Ricordo una cena a casa di Gerardo Bianco, suo e mio amico. Dove gli capitava di esprimere opinioni controverse in punta di voce, quasi con umiltà. Eppure anche con quella tenacia che affonda le sue radici nelle convinzioni più solide e profonde. Ricordo, ancora, una lunga conversazione in un pomeriggio estivo dalle sue parti, ad Atripalda, con Ciriaco De Mita. L’uno, il professore, incalzava con le sue proposte, sempre più stringenti e severe. L’altro, il leader politico, ad un certo punto gli disse: “Pellegrino, quando leggo un bilancio resto in silenzio e aspetto la tua parola. Quando si parla di politica vorrei che tu ascoltassi me”. Osservazione dopo la quale però non calò certo il silenzio. Niente affatto.

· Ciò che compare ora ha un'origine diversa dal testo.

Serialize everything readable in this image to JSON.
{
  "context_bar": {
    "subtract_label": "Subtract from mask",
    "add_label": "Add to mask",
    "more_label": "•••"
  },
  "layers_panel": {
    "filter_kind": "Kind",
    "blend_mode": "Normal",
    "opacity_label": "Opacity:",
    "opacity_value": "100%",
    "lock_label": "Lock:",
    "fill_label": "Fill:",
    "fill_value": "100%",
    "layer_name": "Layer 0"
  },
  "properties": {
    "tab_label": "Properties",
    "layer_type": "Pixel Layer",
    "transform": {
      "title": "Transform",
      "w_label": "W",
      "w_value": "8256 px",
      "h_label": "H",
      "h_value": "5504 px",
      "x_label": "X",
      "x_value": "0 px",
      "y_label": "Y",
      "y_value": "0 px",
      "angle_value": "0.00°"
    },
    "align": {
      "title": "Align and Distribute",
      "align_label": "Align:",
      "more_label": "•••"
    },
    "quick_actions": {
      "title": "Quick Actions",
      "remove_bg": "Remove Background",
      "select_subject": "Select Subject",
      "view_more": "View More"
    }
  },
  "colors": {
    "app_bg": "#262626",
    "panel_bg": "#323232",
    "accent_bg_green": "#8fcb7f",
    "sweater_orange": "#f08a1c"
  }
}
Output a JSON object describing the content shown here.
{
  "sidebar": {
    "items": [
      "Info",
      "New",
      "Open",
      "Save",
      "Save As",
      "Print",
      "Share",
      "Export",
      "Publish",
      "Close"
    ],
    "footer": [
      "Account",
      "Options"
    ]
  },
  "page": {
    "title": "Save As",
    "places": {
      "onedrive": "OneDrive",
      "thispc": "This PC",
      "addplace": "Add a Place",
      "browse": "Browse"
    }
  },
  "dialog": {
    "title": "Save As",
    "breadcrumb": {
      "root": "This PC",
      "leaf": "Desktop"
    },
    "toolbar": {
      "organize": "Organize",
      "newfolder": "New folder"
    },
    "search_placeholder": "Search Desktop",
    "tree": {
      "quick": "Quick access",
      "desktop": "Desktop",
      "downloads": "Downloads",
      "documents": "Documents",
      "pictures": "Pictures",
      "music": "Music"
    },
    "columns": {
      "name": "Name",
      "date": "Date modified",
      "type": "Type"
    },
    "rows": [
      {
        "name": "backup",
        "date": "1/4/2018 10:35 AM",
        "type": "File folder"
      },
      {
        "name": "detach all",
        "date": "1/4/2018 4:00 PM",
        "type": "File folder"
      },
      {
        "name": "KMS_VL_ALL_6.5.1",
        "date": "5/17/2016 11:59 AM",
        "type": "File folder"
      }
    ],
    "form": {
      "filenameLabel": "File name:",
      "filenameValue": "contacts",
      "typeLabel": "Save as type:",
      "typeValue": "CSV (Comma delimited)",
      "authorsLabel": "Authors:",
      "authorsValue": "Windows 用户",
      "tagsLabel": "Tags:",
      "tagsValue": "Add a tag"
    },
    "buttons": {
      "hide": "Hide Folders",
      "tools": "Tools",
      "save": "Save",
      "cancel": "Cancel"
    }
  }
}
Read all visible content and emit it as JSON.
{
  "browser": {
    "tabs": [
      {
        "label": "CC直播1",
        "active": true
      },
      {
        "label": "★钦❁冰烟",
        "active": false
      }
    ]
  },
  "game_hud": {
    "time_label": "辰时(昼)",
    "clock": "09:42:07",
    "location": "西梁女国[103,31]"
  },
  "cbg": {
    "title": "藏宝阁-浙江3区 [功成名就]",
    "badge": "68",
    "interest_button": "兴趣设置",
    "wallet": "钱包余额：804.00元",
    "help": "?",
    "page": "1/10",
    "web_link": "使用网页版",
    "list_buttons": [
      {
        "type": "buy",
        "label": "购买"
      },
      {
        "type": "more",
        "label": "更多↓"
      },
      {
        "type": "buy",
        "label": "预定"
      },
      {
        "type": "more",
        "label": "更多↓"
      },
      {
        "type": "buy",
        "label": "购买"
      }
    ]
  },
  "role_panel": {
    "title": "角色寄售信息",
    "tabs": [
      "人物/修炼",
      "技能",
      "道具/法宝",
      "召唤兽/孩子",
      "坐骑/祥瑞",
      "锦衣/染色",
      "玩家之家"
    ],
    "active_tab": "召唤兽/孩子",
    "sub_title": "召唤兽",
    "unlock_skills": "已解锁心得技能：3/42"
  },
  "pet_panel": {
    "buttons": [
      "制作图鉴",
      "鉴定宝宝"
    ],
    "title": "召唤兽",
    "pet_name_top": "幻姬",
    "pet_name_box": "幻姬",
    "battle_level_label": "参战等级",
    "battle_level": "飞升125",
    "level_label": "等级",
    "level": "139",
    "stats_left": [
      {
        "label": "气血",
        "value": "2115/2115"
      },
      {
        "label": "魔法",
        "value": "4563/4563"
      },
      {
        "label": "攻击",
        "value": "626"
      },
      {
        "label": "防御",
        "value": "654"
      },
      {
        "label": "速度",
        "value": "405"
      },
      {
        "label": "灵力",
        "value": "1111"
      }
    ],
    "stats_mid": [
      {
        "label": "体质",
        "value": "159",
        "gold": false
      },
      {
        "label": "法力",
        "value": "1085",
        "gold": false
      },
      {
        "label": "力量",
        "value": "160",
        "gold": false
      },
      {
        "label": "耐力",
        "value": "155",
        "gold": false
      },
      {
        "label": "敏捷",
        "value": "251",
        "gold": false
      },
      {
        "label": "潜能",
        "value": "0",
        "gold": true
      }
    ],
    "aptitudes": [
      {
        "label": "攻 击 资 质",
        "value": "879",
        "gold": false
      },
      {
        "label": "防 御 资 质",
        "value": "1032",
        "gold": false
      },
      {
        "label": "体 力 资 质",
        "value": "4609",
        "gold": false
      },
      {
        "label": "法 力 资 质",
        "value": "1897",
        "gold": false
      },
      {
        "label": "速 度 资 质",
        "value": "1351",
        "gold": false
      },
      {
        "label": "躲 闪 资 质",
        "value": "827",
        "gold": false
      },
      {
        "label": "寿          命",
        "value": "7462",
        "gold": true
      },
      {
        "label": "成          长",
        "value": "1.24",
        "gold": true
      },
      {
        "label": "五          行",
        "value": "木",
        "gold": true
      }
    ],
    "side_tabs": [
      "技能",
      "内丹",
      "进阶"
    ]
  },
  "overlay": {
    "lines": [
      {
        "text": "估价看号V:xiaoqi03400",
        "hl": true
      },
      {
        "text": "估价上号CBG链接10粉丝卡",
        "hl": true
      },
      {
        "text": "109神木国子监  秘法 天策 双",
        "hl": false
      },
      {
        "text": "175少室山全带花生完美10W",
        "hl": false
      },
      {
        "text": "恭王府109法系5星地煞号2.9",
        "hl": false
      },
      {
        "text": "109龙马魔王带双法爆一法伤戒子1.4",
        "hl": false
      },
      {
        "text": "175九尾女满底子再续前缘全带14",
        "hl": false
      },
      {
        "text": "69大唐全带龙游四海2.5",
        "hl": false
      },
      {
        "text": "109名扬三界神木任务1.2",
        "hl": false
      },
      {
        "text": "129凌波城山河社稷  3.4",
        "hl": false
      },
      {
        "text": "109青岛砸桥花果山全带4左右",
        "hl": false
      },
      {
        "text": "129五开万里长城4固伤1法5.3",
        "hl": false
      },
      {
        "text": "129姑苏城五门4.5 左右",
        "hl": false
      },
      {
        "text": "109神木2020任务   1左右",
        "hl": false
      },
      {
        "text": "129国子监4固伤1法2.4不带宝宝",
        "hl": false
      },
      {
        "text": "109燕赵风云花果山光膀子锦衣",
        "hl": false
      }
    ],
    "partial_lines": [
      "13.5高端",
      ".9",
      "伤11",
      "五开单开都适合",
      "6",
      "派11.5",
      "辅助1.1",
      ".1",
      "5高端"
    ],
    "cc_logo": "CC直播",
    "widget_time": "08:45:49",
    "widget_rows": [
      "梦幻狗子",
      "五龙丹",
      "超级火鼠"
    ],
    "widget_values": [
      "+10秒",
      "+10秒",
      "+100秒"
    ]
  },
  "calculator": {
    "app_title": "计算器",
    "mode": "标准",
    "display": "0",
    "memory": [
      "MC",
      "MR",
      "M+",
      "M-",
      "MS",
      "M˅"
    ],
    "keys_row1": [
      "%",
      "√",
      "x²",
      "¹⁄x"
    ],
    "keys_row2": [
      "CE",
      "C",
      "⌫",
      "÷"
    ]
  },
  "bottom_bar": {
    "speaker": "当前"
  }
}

Era così, Pellegrino Capaldo. Forte, fortissimo nelle sue convinzioni. E tanto più forte perché del tutto disinteressato ad ogni esito che ne potesse discendere a suo favore. Nessuna delle sue idee metteva capo a una parte, tantomeno a un partito. Ma non c’era parte, né partito che non avvertisse la suggestione di quei ragionamenti. Per condividerli o per maturarne altri. Più raramente, purtroppo, per metterli in pratica.
Avrebbe potuto recitare mille parti sul palcoscenico della vita pubblica. Ma la sua ansia era principalmente quella di mettere in moto processi e ricercare soluzioni che qualcun altro facesse proprie. Gli era estranea ogni ambizione e ogni vanità. Ma questo apparente distacco serviva solo a sottolineare la nobiltà dei suoi intenti. Sicuro del fatto che prima o poi le buone intenzioni e i buoni insegnamenti avrebbero raggiunto lo scopo.
Capaldo è stato un grande civil servant della Repubblica italiana. Ne sentiva il dovere, ne ignorava la lusinga, ne esercitava la responsabilità con i modi tipici di un gentiluomo d’altri tempi. Eppure nulla di quella fatica, apparentemente così inattuale, andrà dispersa.